O Brasil, de fato, precisa de uma nova política de segurança e fracassou nessa agenda com governos de vários matizes. Agora, um dos problemas graves que temos é que a polícia mata muito. Então, dar uma licença para a polícia matar com mais facilidade não vai resolver nosso problema de criminalidade.
Outra coisa que me preocupa nesse discurso é o seguinte: o Brasil teve políticas discriminatórias contra certos grupos e ainda hoje, quando você tenta explicar os salários das pessoas, depois de corrigir por educação, onde eles moram etc., raça ainda conta. Então, você precisa ter certas políticas de afirmação enquanto a universidade for gratuita.
Como resolver o problema do atraso da produtividade que já era urgente há décadas e só se torna pior?
Temos de melhorar muito a infraestrutura do país. A gente poderia ter um sistema em que o setor privado contribuísse mais, mas, para isso, é preciso criar um arcabouço jurídico que o deixe à vontade.

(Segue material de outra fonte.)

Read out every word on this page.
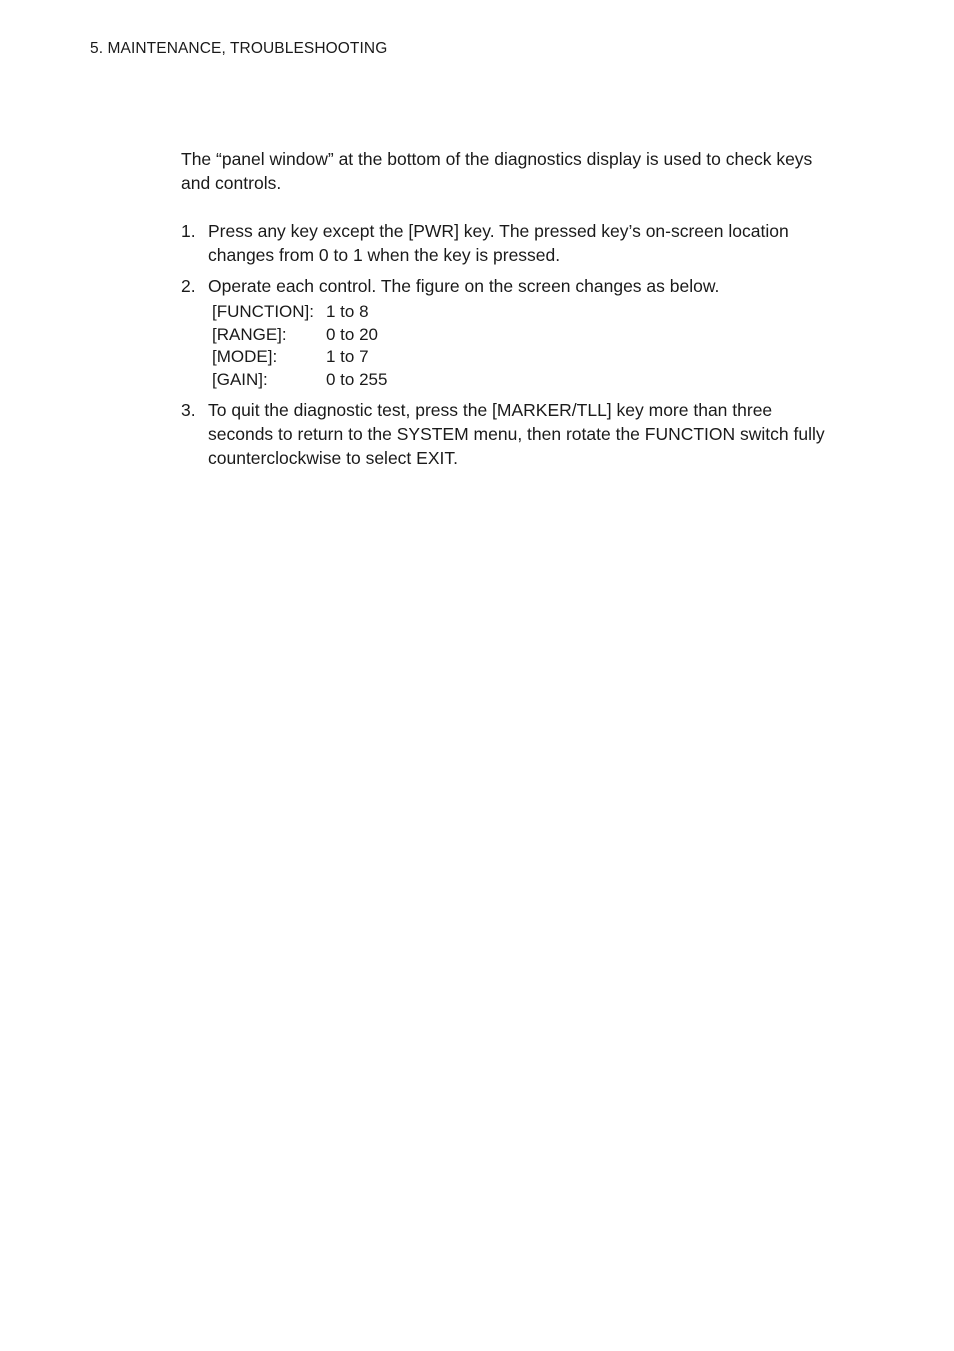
5. MAINTENANCE, TROUBLESHOOTING

The “panel window” at the bottom of the diagnostics display is used to check keys and controls.

1. Press any key except the [PWR] key. The pressed key’s on-screen location changes from 0 to 1 when the key is pressed.
2. Operate each control. The figure on the screen changes as below.
[FUNCTION]: 1 to 8
[RANGE]:	0 to 20
[MODE]:	1 to 7
[GAIN]:	0 to 255
3. To quit the diagnostic test, press the [MARKER/TLL] key more than three seconds to return to the SYSTEM menu, then rotate the FUNCTION switch fully counterclockwise to select EXIT.
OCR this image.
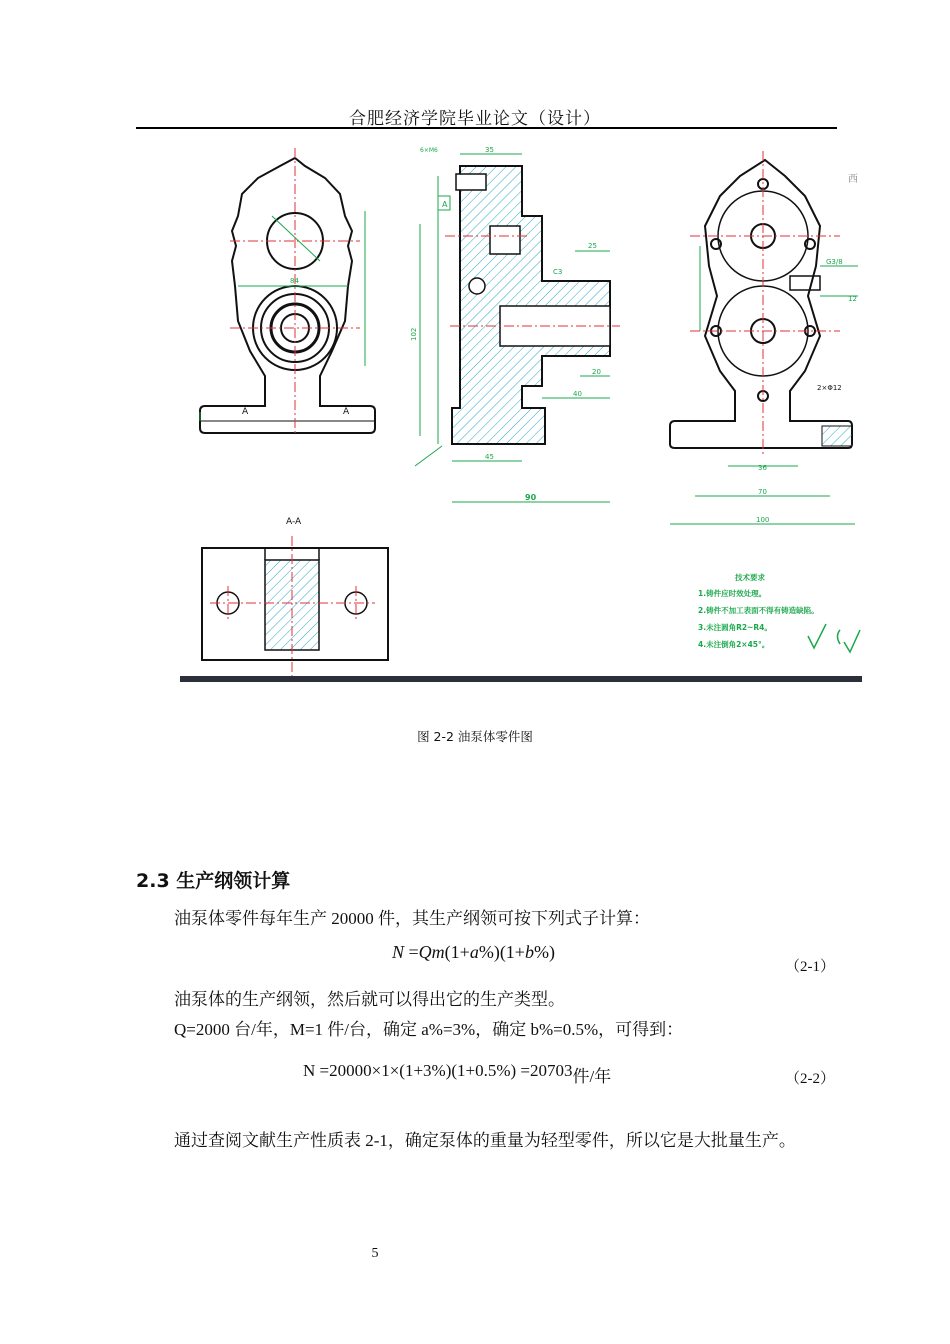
合肥经济学院毕业论文（设计）
84
A	A
A
6×M6	35
25
C3
20
40
45
90
102
36
70
100
G3/8
12
2×Φ12
西
A-A
技术要求
1.铸件应时效处理。
2.铸件不加工表面不得有铸造缺陷。
3.未注圆角R2~R4。
4.未注倒角2×45°。
图 2-2 油泵体零件图
2.3 生产纲领计算
油泵体零件每年生产 20000 件，其生产纲领可按下列式子计算：
N =Qm(1+a%)(1+b%)
（2-1）
油泵体的生产纲领，然后就可以得出它的生产类型。
Q=2000 台/年，M=1 件/台，确定 a%=3%，确定 b%=0.5%，可得到：
N =20000×1×(1+3%)(1+0.5%) =20703件/年	（2-2）
通过查阅文献生产性质表 2-1，确定泵体的重量为轻型零件，所以它是大批量生产。
5
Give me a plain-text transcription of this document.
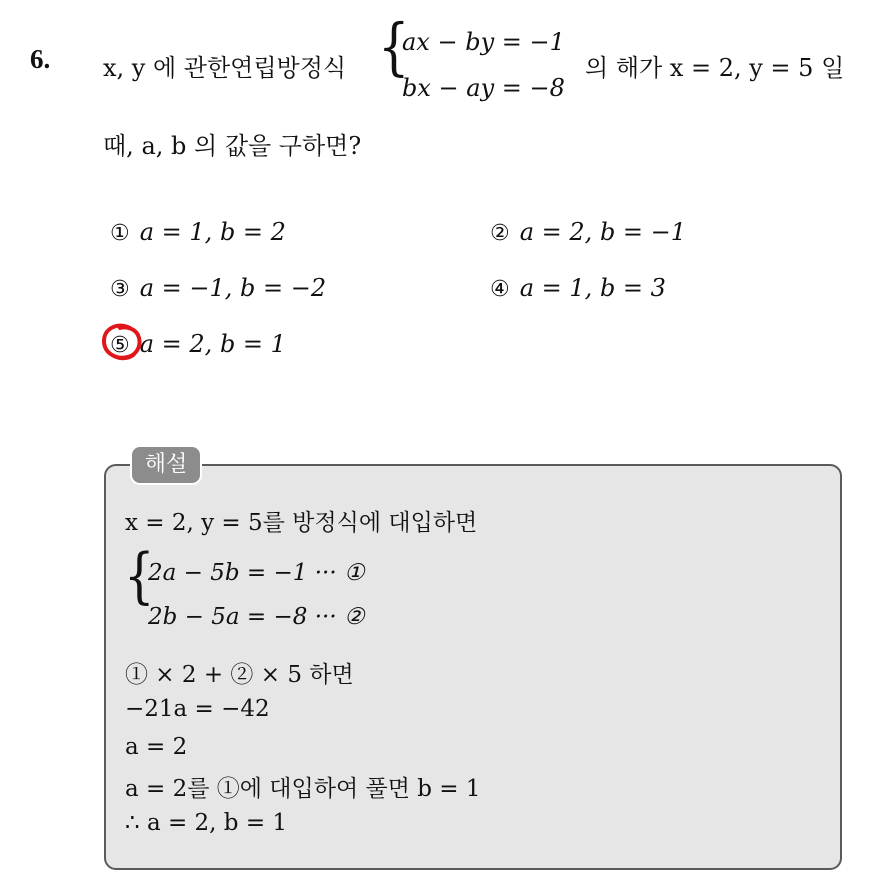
6. x, y 에 관한연립방정식 {
ax − by = −1
bx − ay = −8
의 해가 x = 2, y = 5 일
때, a, b 의 값을 구하면?
① a = 1, b = 2	② a = 2, b = −1
③ a = −1, b = −2	④ a = 1, b = 3
⑤ a = 2, b = 1
해설
x = 2, y = 5를 방정식에 대입하면
{
2a − 5b = −1 ··· ①
2b − 5a = −8 ··· ②
① × 2 + ② × 5 하면
−21a = −42
a = 2
a = 2를 ①에 대입하여 풀면 b = 1
∴ a = 2, b = 1
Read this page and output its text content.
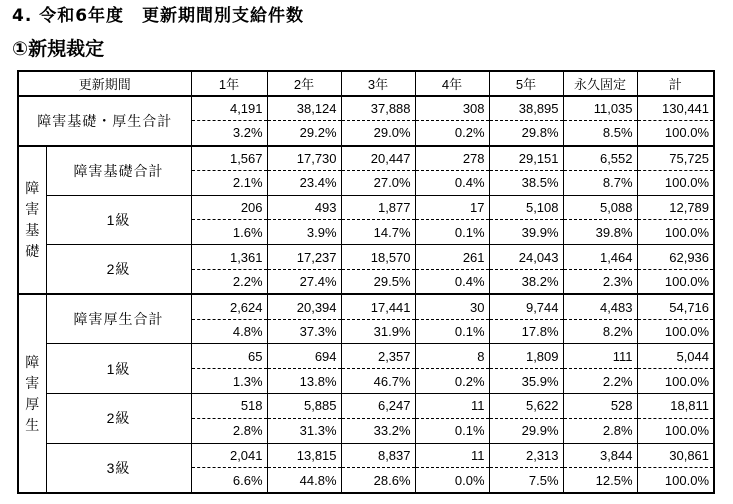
4. 令和6年度　更新期間別支給件数
①新規裁定
更新期間		1年	2年	3年	4年	5年	永久固定	計
障害基礎・厚生合計		4,191	38,124	37,888	308	38,895	11,035	130,441
		3.2%	29.2%	29.0%	0.2%	29.8%	8.5%	100.0%

障害基礎	障害基礎合計	1,567	17,730	20,447	278	29,151	6,552	75,725
		2.1%	23.4%	27.0%	0.4%	38.5%	8.7%	100.0%
	1級	206	493	1,877	17	5,108	5,088	12,789
		1.6%	3.9%	14.7%	0.1%	39.9%	39.8%	100.0%
	2級	1,361	17,237	18,570	261	24,043	1,464	62,936
		2.2%	27.4%	29.5%	0.4%	38.2%	2.3%	100.0%

障害厚生	障害厚生合計	2,624	20,394	17,441	30	9,744	4,483	54,716
		4.8%	37.3%	31.9%	0.1%	17.8%	8.2%	100.0%
	1級	65	694	2,357	8	1,809	111	5,044
		1.3%	13.8%	46.7%	0.2%	35.9%	2.2%	100.0%
	2級	518	5,885	6,247	11	5,622	528	18,811
		2.8%	31.3%	33.2%	0.1%	29.9%	2.8%	100.0%
	3級	2,041	13,815	8,837	11	2,313	3,844	30,861
		6.6%	44.8%	28.6%	0.0%	7.5%	12.5%	100.0%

Outra maneira é se integrar mais à economia mundial. Vários avanços tecnológicos entram no setor produtivo através da compra de insumos, bens de capital, de parcerias, etc. Em relação ao PIB, o Brasil comercializa muito pouco com o resto do mundo.
Uma grande dificuldade é que há setores que se beneficiam muito desse fechamento. Um exemplo claro é a indústria automobilística, que consegue vender carros caros —em relação à qualidade— no Brasil porque não tem concorrência.
O outro problema é nosso sistema de impostos. Tentar entender a legislação de ICMS [Imposto sobre a Circulação de Mercadorias e Serviços] é impossível. Além disso, o sistema tributário atual beneficia muito as firmas pequenas, em geral menos eficientes.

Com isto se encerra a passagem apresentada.